Part II of the overview summarizes each agency’s evaluation report. Each report draws on evidence and evaluations of PBF from the five MDBs and the European Union. Part II also summarizes comments from development experts on the agency reports.

26Cheryl Gray.2022, Comments on “Policy-Based Financing at the World Bank: Evolution, Performance, and Reform” in this volume.
27Methodological details of the three-step approach are presented in OECD (2012).
28ADB uses a four-point scale in its ratings of project outcomes: highly successful, successful, less than successful, and unsuccessful.
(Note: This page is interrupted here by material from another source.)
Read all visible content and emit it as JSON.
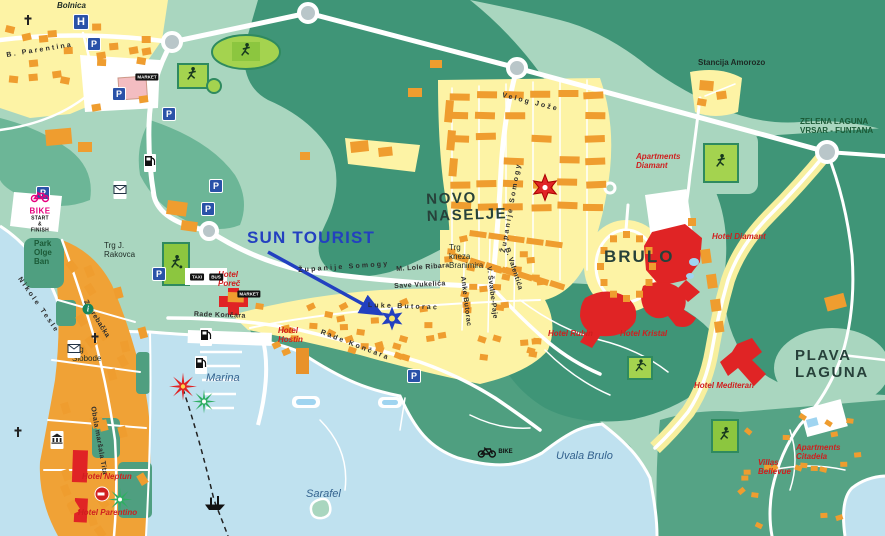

29To improve the operational relevance of its work, the World Bank’s Independent Evaluation Group (IEG) has modified the structure and content of its evaluations and validations of PBOs, partly in response to changes in the self-evaluation the World Bank adopted (see chapter 6 of this volume). The new IEG framework better reflects the characteristics of Development Policy Financing (DFP). The main changes relate to the assessment of relevance, results indicators, and the World Bank’s performance. Instead of rating the relevance of objectives, IEG now rates the relevance of the prior actions supported by the operation (although the relevance of objectives is still discussed).
30World Bank Group. 2022. 2021 Development Policy Financing Retrospective: Facing Crisis, Fostering Recovery, Operations Policy and Country Services, March 16, Washington, DC. These are prepared by and for World Bank management and not by the independent evaluation group.